Mesenchymal stem cells (MSCs) are resident in the bone marrow throughout normal adult life and have the capacity to differentiate along a number of connective tissue pathways, among them bone, cartilage, and fat. To determine whether functionally normal MSC populations may be isolated from patients with advanced osteoarthritis (OA), we have compared cells from patients undergoing joint replacement with cells from normal donors. Cell populations were compared in terms of yield, proliferation, and capacity to differentiate.


MSCs were prepared from bone marrow aspirates obtained from the iliac crest or from the tibia/femur during joint surgery. In vitro chondrogenic activity was measured as glycosaminoglycan and type II collagen deposition in pellet cultures. Adipogenic activity was measured as the accumulation of Nile Red O-positive lipid vacuoles, and osteogenic activity was measured as calcium deposition and by von Kossa staining.

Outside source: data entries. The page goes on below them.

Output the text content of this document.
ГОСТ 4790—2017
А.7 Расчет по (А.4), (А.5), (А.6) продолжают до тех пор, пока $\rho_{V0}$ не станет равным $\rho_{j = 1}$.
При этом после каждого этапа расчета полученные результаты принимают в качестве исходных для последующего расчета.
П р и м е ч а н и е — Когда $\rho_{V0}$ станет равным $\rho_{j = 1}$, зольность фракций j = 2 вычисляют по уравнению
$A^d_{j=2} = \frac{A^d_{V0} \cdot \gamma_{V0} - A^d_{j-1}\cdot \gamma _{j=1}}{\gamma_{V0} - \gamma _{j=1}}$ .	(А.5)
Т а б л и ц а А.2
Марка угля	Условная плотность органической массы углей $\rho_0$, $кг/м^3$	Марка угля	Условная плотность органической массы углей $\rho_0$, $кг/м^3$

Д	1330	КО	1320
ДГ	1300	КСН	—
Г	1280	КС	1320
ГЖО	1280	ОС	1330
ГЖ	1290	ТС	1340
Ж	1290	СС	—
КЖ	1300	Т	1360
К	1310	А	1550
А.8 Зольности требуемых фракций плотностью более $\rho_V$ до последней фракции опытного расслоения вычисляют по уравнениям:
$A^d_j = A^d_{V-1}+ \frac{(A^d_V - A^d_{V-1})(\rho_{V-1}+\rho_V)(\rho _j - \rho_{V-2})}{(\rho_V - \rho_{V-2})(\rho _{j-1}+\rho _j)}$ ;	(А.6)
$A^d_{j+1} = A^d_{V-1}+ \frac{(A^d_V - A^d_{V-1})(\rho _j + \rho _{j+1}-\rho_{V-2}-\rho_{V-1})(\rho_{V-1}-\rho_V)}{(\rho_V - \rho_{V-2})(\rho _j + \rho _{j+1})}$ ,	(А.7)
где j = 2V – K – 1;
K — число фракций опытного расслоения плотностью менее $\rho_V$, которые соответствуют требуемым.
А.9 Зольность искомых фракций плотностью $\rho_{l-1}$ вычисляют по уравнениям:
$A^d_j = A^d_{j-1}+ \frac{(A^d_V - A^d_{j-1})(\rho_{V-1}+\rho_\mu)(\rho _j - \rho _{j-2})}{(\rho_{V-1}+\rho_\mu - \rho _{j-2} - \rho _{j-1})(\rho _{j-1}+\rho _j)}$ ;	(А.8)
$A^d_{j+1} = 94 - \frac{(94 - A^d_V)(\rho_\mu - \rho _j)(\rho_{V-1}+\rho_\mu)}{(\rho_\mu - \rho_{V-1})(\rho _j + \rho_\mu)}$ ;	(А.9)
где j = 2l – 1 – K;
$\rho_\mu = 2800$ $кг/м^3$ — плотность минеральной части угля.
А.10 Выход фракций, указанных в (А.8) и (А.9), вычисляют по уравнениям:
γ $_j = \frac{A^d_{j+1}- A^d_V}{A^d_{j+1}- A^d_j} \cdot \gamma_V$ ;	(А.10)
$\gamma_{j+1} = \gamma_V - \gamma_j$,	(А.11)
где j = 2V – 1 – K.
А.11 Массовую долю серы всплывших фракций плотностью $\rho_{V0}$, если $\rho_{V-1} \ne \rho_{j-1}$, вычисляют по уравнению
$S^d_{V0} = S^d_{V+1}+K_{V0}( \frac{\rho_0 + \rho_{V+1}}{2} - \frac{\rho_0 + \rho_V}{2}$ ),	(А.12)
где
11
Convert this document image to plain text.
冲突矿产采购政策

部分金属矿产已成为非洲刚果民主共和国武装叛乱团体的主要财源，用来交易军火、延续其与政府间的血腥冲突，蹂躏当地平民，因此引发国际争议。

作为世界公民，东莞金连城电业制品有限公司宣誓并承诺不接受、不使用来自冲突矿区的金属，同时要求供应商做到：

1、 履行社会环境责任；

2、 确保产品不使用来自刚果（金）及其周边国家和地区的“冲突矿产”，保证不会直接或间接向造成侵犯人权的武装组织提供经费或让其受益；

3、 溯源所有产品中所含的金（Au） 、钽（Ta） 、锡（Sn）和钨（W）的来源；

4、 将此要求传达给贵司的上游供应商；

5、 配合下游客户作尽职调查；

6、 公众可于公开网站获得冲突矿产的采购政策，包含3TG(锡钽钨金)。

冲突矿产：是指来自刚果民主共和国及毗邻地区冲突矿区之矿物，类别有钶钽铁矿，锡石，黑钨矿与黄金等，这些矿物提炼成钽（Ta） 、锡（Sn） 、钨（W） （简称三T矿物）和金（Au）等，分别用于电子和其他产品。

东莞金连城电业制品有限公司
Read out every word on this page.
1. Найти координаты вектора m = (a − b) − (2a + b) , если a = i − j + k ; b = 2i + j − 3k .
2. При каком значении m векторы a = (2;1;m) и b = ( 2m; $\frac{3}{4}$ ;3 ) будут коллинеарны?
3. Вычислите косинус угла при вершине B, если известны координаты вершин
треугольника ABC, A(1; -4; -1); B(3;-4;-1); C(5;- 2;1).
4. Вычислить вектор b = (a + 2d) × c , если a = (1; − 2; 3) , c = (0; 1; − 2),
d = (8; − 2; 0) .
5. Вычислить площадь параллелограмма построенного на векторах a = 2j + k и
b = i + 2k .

Patient-derived MSCs formed colonies in primary culture that were characteristically spindle-shaped with normal morphology. The primary cell yield in 36 of 38 cell cultures from OA donors fell within the range found in cultures from normal donors. However, the proliferative capacity of patient-derived MSCs was significantly reduced. There was a significant reduction in in vitro chondrogenic and adipogenic activity in cultures of patient-derived cells compared with that in normal cultures. There was no significant difference in in vitro osteogenic activity. There was no decline in chondrogenic potential with age in cells obtained from individuals with no evidence of OA.


These results raise the possibility that the increase in bone density and loss of cartilage that are characteristic of OA may result from changes in the differentiation profile of the progenitor cells that contribute to the homeostatic maintenance of these tissues.